Complaining about this album being an obvious photocopy of its influences
is a bit like cursing the sky for being blue. Reworking past inspirations
into something else has always been the raison d'être of Bobby Gillespie
and company, after all. But that said, there's no question that Sonic
Flower Groove is one goofy headscratcher of a release, the sound of a
band that didn't quite know exactly what to do yet trying to record a
big-budget (of sorts) debut album and ending up with little more than
a pristine but dull photocopy of Turn! Turn! Turn! While not intrinsically
horrible, it's not intrinsically much of anything else either, and certainly
in light of everything the band did in the following years, it's the most
wistful, fragile, and ultimately boring of its releases.
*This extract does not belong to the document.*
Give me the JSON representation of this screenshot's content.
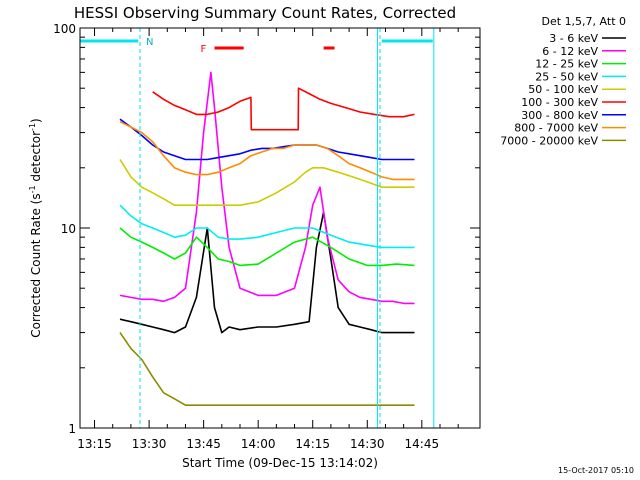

The Byrds worship
evident in earlier songs like "Velocity Girl" was here taken
to ridiculous extremes, and if Jim Beattie wasn't trying to hide his love
for chiming guitars, he wasn't trying to do anything with it either. Songs
like "Gentle Tuesday" and "Imperial" (which benefits
from strings and a more direct vocal) are so obviously straight from the
early Roger McGuinn and company model that one might as well just pretend
that's what's being heard. It's also a bit of a bemusing shock to hear
Gillespie trying to politely and gently sing as opposed to his later dripping
of attitude in every borrowed Jagger sneer, but such are the ways. This
all said, there's a weird way Sonic Flower Groove was prescient -- if
the Stone Roses loved the Byrds too, they loved this phase of Primal Scream
just as much, while jaunty songs like "Treasure Trip" slightly
forecast bits of Brit-pop almost ten years down the line. If there's a
secret highlight, "Love You," with its moody ghost-of-Jesus
& Mary Chain drums underpinning the slow chime, is it.